Will brands like Pampers and Oreos still buy advertising on Twitter so that those all-American names can appear next to David Duke’s particular brand of race-hate? Probably not. And advertisers have already expressed concerns about everything from hate on the platform to Musk’s potential conflicts of interest accepting automotive advertising given that he’s already CEO of electric car company Tesla.

As the Wall Street Journal reported this week, at least a dozen major brands have asked to pause all advertising on Twitter when Donald Trump is reinstated, while others are in “wait-and-see mode.” Advertising made up 89% of Twitter’s in revenue last year, totaling over $US5 ($7) billion, according to the Wall Street Journal, and any major shortfall is unlikely to be made up in some kind of subscription based model, as Musk has talked about in the past.

And while Trump has previously said he wouldn’t re-join Twitter, even if he were allowed, that’s obviously bullshit. Trump clearly enjoyed having a way of communicating with the public directly and his activity on rival social media site Truth Social has been more or less ignored by the public at large since he left office.

Twitter is a tiny social media company compared with other big names like Facebook, Instagram, and TikTok, but it’s spent the past decade as the digital water cooler of political journalists. Trump certainly knows that getting back on Twitter would get him the attention he so desperately craves and would allow him to plant the necessary seeds for sowing even more hate and division before taking a stab at running for president again in 2024.
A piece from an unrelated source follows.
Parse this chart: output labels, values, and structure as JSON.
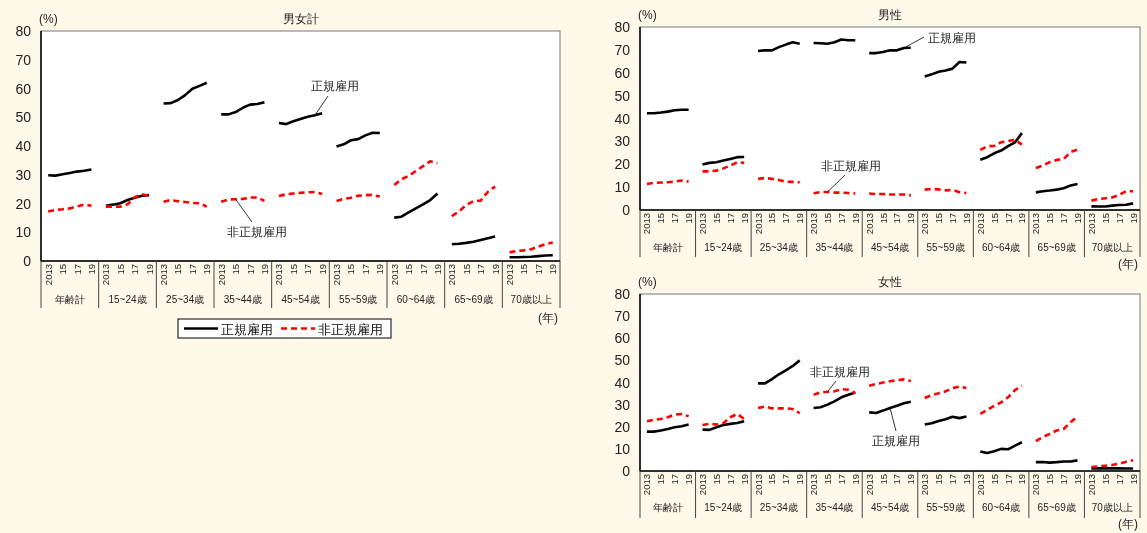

Unfortunately for humanity, the timing of Musk’s purchase is great for Trump, since he’ll have plenty of time to get his messages out before the state primaries and caucuses, to say nothing of the midterm election that’s happening November 8. Trump followers have already promised they won’t accept any result that doesn’t see Republicans win across the board. And if Republicans sweep the House, they’re almost certain to impeach President Biden for imagined crimes against the Trump faithful.

It’s going to get a lot worse before it gets any better.